Throwing the perfect holiday party for your closest friends means planning months ahead, sending out customized invitations, finding the perfect appetizer plates with matching serving platters and table décor and so on – or does it?

Organizing a party or hosting a family dinner doesn’t have to be flawless, just relaxing and enjoyable. Here’s how you can banish the perfectionist in you during the holidays:

1. Learn to distinguish between healthy high standards and perfectionism.
• There is nothing wrong with wanting to do things well. However, having high standards is not the same thing as perfectionism.
• Perfectionism refers to a tendency to have excessively high standards – standards that cannot possibly be met.
• Perfectionists often experience intense anxiety, shame, anger, or low mood when their standards or goals are not met.
• Perfectionism may affect people’s functioning by causing them to spend too long on tasks, or to avoid tasks altogether (in other words, to procrastinate).
Before overcoming problems with perfectionism, it is useful to distinguish between healthy high standards versus standards that are unrealistic or that cause problems in the long run.

2. Take a step back – consider your perfectionist thoughts and shift your thinking to be more realistic and balanced. For example, if you are convinced that your home has to be spotless and perfectly neat and organized, ask yourself questions to challenge your thoughts:
• “What if a few things are not in their place?”
• “Does it really matter as much as it feels like it matters?”
• “Is it necessarily true that my guests will prefer a perfectly organized home, or will some people feel more comfortable if things are not so perfect?”
Remember, just because you believe that everything has to be perfect, doesn’t mean that your belief is true!

3. Expose yourself to imperfection. Just as practising driving can help someone get over a fear of being behind the wheel, allowing things to be less than perfect will reduce your fear of imperfection.
So, let the towels hang crookedly, purposely add a minor typo to your dinner invitation, or serve dinner a half hour later than planned. By allowing some flexibility in the way you do things, you will learn to be more comfortable with minor imperfections and unexpected changes to your plans.

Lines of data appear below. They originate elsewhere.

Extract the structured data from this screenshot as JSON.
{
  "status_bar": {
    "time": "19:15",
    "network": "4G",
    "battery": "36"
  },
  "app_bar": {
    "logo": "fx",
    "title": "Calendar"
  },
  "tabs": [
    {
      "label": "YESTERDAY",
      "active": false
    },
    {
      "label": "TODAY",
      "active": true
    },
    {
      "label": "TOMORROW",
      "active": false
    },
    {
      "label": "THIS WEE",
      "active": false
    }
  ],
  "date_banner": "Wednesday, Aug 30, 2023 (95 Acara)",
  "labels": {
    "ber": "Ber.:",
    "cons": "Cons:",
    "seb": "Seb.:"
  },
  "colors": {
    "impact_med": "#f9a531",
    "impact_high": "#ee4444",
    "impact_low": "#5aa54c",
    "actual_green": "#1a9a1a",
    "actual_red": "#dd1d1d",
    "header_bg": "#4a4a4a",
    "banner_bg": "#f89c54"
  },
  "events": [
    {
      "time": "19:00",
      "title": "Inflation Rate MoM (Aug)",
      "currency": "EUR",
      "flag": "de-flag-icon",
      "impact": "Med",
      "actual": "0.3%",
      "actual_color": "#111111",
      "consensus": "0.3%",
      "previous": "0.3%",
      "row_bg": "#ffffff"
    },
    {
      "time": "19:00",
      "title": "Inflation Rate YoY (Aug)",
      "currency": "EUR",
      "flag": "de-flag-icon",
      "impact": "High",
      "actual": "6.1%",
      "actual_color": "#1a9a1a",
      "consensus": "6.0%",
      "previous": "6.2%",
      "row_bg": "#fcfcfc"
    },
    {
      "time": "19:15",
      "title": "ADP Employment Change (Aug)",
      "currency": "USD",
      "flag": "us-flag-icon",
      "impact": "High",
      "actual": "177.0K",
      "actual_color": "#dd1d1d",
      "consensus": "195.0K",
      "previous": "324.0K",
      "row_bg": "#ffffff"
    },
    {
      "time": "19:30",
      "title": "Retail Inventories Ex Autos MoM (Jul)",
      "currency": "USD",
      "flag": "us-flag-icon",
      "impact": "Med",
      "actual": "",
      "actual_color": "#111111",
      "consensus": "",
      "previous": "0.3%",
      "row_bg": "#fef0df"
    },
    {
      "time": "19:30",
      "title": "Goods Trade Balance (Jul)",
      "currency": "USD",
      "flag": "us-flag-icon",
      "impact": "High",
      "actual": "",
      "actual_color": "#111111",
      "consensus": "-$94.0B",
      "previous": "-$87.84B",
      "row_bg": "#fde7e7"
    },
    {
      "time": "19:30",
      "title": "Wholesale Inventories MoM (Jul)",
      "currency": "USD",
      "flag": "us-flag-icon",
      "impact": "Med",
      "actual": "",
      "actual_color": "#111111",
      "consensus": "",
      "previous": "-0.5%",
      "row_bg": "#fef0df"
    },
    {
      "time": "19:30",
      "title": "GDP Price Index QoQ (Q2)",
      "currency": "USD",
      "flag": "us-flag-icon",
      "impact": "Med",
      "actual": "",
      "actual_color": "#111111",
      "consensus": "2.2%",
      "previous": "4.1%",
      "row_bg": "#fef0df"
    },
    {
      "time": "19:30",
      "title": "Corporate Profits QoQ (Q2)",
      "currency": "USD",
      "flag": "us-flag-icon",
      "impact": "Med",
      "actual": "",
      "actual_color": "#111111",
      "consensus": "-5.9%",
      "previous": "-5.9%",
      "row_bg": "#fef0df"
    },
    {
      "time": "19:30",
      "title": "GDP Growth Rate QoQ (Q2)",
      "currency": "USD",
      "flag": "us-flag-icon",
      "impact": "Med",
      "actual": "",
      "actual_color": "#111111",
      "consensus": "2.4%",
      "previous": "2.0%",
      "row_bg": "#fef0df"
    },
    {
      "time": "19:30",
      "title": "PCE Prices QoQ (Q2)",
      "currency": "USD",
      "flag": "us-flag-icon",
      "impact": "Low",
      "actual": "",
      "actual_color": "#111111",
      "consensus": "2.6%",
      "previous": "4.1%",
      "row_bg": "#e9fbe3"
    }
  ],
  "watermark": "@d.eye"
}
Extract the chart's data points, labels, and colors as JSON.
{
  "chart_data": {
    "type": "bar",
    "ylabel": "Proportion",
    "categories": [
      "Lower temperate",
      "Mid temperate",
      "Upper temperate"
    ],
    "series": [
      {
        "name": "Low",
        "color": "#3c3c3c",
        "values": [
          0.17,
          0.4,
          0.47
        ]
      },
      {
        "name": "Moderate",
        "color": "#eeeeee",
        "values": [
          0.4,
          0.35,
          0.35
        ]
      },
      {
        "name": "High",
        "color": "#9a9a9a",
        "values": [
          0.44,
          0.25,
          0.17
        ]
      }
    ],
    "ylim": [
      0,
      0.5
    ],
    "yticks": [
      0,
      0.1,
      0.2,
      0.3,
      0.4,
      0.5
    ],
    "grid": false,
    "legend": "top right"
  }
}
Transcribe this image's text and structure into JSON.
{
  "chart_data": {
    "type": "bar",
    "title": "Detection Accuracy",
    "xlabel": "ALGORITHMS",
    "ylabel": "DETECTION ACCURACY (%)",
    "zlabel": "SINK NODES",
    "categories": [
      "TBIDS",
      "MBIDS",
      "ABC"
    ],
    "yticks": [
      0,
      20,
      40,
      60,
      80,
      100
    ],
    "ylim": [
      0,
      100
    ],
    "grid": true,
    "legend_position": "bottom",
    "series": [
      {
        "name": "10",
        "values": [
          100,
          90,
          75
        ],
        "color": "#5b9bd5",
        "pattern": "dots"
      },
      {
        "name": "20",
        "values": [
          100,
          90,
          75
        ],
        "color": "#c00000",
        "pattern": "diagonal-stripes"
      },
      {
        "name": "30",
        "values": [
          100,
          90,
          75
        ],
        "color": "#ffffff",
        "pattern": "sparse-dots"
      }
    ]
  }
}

4. Evaluate whether you may be creating a self-fulfilling prophecy. Because perfectionism is associated with standards and expectations that are impossible to meet, perfectionists run the risk of having events not turn out as desired and therefore develop the perception that they have “reason” to worry. Accept your inability to control the outcomes, but recognize that you can control your reaction.

5. Seek treatment if your perfectionism is a problem. If perfectionism leads to significant problems with depression, anxiety, eating disorders, or difficulties in your relationships, you may want to seek expert help from an experienced mental health professional, such as a psychologist or psychiatrist. Your family doctor is a good place to start if you are looking for a referral.